Communist Party of India was formed on 17th October 1920 in Tashkent by Indian revolutionaries who were out-side India at that time.
The October Revolution and the formation of the USSR gave inspiration to the people all over the world for a better society based on Socialist / Communist ideas. In India, which was under the colonial rule of the British, the impact was considerable. Although the immediate information was limited, within months the news of the revolution and the changes that is being made in the new system got publicity. The radical nationalist leader Bipin Chandra Pal expressed the situation as below:” There has grown up all over the world a new power – the power of the people, determined to rescue their legitimate rights – the rights of the people to live freely and happily without being exploited and victimised by the wealthier and so-called higher classes. This is Bolshevism”. Many more nationalist leaders welcomed the developments in Russia.
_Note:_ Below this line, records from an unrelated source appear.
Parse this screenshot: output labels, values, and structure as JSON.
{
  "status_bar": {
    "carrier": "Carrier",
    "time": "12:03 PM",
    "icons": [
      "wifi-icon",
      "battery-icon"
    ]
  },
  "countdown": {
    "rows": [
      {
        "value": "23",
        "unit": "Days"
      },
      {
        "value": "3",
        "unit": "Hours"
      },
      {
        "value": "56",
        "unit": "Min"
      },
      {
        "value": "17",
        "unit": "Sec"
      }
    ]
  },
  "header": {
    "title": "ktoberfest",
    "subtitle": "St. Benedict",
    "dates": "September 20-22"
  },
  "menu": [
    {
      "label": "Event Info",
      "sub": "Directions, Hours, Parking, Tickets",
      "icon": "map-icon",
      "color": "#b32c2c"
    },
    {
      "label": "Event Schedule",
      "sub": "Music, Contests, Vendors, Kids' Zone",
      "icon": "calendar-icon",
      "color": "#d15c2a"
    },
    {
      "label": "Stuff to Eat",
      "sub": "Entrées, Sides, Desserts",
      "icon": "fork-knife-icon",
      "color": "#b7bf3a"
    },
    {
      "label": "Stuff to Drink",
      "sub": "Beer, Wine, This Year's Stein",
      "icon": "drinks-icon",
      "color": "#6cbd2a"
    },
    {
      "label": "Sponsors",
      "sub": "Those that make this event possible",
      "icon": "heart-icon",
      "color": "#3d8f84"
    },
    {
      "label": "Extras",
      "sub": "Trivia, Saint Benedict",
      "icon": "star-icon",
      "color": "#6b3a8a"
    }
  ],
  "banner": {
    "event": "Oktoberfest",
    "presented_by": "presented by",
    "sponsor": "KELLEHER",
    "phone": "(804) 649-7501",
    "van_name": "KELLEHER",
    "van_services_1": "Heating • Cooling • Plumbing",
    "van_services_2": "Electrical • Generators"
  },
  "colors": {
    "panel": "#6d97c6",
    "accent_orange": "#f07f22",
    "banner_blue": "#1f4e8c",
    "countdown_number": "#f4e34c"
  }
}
Some of the Indian revolutionaries who have gone to USSR to study the situation there were much impressed and inspired. The first Congress of the Peoples of the East held in Baku in September was participated by the seven Indian comrades also.
Shortly after the Baku Congress, the Indian emigre revolutionaries met at Taskhent on 17th October 1920 and formed the Communist Party of India. The seven comrades who formed the party were: M.N.Roy, Evelyn Trent-Roy, Abani Mukherji, Rosa Fitingov, Mohammad Ali, Mohammad Shafiq and Acharya. It was reported by M.N.Roy as follows:
” The Communist elements present in Tashkent, numbering seven in all, in pursuance of their principles and the plan previously formed in conjunction with European Communists, constituted themselves in to a duly organised Communist Party of India on October 17, 1920″.
Gradually, the CPI begin to grow in India.
The communists were hunted in India and many conspiracy cases to overthrow the British Rule in India was foisted upon them and almost all the leading communists were arrested. The Peshawar, Kanpur and Meerut conspiracy cases against the Communists were intended to finish the communist movement in India at its initiative stage itself. But the Communist leaders utilised these hearings to propagate the ideals of Communism. The British could not terminate communism in India, instead it flourished.
After Independence, the CPI was split in 1964 and the CPI(Marxist) was formed in 1964. The CPI(M) is the biggest Communist Party in India at present.